El resultado fue el de siempre pero podría haber sido diferente y así lo llegó a creer Attaoui lanzado por el interior en la recta final, remontando, remontando, hasta chocar con la falta de energía. “No estoy contento, quería mucho más”, dice. “Pese a ser la carrera que menos me beneficiaba porque Wanyonyi pasó el 400 a 49s, una barbaridad, me he visto más cerca, más peleón. Hasta el último 100 incluso me veía ganando, lo digo totalmente serio, veía un hueco por el interior y me decía, voy a ganar, voy a ganar, y entonces pagué un frenazo que tuve que dar antes porque tuve que usar el brazo para pasar a Masalela, y eso me pasó”. No llegó a Wanyonyi y encima le superó, cuando ya no podía más, el sorprendente irlandés Cian McPhillips, de 23 años, que en dos carreras en Tokio ha rebajado dos segundos la marca con la que llevaba para dejar un nuevo récord en la isla de 1m 42,15s. Siguió la rueda de Attaoui hasta el final, pero con un último 200 de 25,99s superó al cántabro de fuego.

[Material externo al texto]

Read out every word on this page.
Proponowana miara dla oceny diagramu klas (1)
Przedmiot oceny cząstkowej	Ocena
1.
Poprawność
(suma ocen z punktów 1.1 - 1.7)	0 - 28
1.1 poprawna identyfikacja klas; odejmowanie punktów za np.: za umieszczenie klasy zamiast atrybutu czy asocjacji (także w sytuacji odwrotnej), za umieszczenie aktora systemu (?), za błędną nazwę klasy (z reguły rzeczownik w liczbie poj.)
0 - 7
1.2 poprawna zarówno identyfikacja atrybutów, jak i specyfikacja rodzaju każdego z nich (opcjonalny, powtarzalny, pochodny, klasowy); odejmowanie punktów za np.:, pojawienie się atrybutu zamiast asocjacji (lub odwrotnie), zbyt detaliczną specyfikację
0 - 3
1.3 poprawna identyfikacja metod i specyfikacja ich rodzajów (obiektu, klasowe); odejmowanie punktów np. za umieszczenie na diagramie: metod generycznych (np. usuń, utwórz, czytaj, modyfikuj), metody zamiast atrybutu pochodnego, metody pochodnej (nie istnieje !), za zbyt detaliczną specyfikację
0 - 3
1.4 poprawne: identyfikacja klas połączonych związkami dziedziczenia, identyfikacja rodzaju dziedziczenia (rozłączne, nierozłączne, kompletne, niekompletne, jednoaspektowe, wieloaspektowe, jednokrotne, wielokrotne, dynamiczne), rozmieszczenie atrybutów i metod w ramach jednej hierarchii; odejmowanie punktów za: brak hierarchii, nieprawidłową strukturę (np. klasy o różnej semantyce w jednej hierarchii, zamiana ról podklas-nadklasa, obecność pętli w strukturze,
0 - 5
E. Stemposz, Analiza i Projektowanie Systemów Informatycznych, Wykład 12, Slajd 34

Si los atletas hombres, cuando coleguean con los rivales montan botellones y bromas en su rincón del estadio, tanta masculinidad feliz la de los pertiguistas de la hermandad Duplantis, las mujeres buscan más un sentimiento, una complicidad, una preocupación común, y una común forma de consuelo, como la que cementa la amistad indestructible entre María Pérez y la italiana Antonella Palmisano o la que une a las dos reinas kenianas del medio fondo esta década, Faith Kipyegon, de 31 años, y Beatrice Chebet, edad de hermana pequeña, 25 años, y revoltosa. Entre las dos poseen todos los récords mundiales desde los 1.500m hasta los 10.000m, con tiempos inalcanzables para las demás salvo, quizás, para la italiana Nadia Battocletti, que crece y se acerca cada vez más y se atreve a atacar cuando suena la campana del 5.000m. Ambas hablan de empoderamiento de la mujer keniana, de cómo enseñar a las niñas que sus sueños pueden ser posibles, que no acepten las imposiciones masculinas en sus casas. Y se emocionan y se abrazan y lloran. Cuando ganó Kipyegon el 1.500m por cuarta vez, Chebet se deshizo en la grada, y cuando Chebet ganó el 10.000m como había hecho en los Juegos de París, fueron saltos de felicidad los que dio, más que si hubiera ganado ella. Ambas se cruzaron en un 5.000 muy lento, gentileza de la pareja de norteamericanas, que solo animó Battocletti. Las dos amigas kenianas se fueron con ella, y ambas la superaron. Kipyegon (14m 55,07s) lanzó su final a 250m, con su velocidad final aguada, y Chebet (14m 54,36s), más resistente, la superó en la última recta (14s el último 100). En la meta, besos, abrazos, amor. El poder de la mujer africana que cambiará el mundo

Una felicidad y una esperanza de las que participa a distancia Marta García, la médica de Buitrago de Lozoya y Saint Moritz, que corre discreta afilando el cuchillo en el fondo de la clase. Decimotercera cuando Battocletti despierta a la campana, 10ª a 200 metros, Marta García, con final de millera (30s el último 200), termina séptima (15m 1,02s), el segundo mejor puesto de una atleta española en la prueba tras el sexto de la gran Julia Vaquero en Sevilla 99, obviando la plata empañada de dopaje de Marta Domínguez en Edmonton 2001.

Con los puestos de finalista de Marta García y Moha Attaoui, y el que el domingo alcanzará, y quizás no solo, el relevo corto, España suma definitivamente 14 finalistas, el segundo número más alto después de los 17 de Edmonton 2003 justamente. Aunque en aquel Mundial, en plena marea alta de Eufemiano Fuentes, no se consiguieron medallas de oro: María Pérez tenía tres años.